Bioorg Med Chem Lett 2016 10 22;26(20):5098-5102. Epub 2016 Aug 22.

Catholic Kwandong University International St. Mary's Hospital, Seo-go, Incheon Metropolitan City 22711, Republic of Korea; Institute for Bio-Medical Convergence, College of Medicine, Catholic Kwandong University, Gangneung-si, Gangwon-do 25601, Republic of Korea. Electronic address:

The restoration of damaged articular cartilage is a long-pursued goal in regenerative medicine. Chondrocyte-specific differentiation of mesenchymal stem cells (MSCs) may be an effective means of repairing damaged cartilage. We identified small molecule 6 with sulfonamide as an agent that promotes specific chondrogenic differentiation of human adipose-derived MSCs (hASCs).

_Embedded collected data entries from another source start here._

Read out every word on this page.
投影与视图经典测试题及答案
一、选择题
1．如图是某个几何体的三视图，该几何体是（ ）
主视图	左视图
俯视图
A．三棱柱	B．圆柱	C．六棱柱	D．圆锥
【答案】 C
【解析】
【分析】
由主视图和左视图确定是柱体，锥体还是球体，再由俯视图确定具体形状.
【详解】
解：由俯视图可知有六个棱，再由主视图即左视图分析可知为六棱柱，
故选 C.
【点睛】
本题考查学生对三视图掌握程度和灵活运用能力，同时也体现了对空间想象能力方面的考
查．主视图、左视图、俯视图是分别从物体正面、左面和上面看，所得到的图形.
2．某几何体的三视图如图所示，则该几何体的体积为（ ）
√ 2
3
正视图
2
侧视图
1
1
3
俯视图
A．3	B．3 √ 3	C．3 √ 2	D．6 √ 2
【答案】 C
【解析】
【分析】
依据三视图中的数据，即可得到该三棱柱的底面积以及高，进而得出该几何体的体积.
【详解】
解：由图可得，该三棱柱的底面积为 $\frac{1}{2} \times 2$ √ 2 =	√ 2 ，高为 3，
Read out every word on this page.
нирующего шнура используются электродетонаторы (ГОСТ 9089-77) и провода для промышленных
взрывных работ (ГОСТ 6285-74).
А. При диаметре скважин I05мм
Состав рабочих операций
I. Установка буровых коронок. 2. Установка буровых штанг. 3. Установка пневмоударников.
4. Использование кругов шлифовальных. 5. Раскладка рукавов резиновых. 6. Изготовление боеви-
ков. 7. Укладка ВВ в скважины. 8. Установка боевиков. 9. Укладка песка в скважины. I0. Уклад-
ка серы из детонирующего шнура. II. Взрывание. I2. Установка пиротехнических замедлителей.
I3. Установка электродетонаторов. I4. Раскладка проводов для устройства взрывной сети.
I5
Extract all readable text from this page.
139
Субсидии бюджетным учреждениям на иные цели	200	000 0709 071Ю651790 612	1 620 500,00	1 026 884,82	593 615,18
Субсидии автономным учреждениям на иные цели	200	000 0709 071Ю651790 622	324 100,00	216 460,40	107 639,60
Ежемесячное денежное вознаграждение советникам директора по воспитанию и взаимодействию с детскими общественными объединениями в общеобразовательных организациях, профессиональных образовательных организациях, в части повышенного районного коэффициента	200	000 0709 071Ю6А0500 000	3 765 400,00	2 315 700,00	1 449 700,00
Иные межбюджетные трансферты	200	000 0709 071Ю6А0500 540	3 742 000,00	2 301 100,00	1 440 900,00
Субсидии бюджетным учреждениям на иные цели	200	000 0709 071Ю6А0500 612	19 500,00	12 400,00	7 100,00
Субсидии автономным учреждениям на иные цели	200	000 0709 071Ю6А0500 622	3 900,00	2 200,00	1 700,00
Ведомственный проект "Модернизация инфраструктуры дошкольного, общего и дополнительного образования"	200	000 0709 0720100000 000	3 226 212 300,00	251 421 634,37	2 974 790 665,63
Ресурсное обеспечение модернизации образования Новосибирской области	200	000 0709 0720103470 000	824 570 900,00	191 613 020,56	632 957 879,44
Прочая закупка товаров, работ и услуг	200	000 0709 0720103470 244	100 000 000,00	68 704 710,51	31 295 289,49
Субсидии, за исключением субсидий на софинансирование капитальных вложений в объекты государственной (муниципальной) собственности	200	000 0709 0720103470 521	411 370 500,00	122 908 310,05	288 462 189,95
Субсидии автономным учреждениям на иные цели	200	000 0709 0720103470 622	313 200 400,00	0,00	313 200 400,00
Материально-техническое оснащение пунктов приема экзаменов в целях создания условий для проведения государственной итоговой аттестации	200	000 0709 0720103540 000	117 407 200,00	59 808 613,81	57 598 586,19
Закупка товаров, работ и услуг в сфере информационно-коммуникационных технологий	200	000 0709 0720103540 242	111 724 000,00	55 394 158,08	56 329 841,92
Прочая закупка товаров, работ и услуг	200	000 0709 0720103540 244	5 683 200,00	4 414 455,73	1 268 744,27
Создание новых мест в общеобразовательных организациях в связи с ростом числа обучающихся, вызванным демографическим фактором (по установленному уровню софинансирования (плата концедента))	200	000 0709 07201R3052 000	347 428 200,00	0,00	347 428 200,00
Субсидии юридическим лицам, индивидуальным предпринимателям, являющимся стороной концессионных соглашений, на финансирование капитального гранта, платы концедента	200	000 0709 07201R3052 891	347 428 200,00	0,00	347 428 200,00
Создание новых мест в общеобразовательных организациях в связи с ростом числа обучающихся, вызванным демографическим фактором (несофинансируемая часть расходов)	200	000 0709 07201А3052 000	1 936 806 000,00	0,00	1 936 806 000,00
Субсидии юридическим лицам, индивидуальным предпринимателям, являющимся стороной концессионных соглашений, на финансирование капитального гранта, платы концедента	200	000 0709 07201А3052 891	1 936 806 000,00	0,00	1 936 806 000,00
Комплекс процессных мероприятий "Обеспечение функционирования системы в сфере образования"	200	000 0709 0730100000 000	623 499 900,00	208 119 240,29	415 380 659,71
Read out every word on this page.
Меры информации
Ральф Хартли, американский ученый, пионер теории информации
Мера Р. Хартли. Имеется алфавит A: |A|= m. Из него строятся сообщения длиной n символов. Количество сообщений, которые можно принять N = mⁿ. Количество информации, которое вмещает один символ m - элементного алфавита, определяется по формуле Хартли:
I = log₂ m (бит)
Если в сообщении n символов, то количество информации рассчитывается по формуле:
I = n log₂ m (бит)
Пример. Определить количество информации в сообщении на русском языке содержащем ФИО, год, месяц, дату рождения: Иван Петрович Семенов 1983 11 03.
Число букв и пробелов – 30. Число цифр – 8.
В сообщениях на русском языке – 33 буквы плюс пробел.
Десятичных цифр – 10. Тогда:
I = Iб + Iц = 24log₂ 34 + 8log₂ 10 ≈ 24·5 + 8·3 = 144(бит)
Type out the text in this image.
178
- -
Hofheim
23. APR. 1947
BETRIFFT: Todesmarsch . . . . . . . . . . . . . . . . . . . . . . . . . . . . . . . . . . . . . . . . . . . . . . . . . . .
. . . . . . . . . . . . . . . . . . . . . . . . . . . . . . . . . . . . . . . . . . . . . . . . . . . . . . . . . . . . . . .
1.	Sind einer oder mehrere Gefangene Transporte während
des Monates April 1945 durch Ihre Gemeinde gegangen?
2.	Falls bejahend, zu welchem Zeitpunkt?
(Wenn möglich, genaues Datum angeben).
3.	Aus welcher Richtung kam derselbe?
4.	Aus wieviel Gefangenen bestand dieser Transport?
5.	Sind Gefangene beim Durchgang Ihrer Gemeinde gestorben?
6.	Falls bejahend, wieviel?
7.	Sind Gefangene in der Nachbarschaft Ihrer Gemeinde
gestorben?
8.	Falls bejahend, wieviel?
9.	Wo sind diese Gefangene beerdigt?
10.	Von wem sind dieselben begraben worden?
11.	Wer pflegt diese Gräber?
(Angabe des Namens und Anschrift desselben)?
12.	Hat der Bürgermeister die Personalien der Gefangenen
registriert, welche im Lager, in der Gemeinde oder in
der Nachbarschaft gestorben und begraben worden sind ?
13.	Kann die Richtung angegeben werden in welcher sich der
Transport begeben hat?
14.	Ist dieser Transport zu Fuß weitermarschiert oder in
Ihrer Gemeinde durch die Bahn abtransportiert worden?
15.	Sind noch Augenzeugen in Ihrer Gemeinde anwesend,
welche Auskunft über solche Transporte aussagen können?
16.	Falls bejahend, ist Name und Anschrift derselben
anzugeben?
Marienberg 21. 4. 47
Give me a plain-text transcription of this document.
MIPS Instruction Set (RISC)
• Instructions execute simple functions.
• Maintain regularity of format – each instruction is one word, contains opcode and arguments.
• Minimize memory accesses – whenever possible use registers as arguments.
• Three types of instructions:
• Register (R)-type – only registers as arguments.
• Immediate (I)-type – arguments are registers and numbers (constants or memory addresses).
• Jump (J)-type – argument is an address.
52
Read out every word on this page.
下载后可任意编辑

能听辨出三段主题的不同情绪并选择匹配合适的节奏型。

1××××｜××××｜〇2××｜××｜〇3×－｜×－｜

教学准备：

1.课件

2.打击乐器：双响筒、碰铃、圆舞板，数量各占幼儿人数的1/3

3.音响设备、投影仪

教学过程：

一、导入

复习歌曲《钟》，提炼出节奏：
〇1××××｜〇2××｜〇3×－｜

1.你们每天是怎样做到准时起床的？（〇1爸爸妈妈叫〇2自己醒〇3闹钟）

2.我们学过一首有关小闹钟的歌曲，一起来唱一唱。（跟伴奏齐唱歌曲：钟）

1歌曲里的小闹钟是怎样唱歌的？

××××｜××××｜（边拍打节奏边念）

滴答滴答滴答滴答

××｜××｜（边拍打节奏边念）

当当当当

Unlike other chondrogenic differentiation media composed of various defined components, simply adding compound 6 into culture medium was sufficient to induce chondrogenesis in this study. In an animal osteoarthritis model, both the small molecule 6 and the 6-treated hASCs exhibited enhanced recovery of injured articular cartilage. This work provides new insight into MSC differentiation induced by small molecules and potential new therapeutic approaches for articular cartilage injury.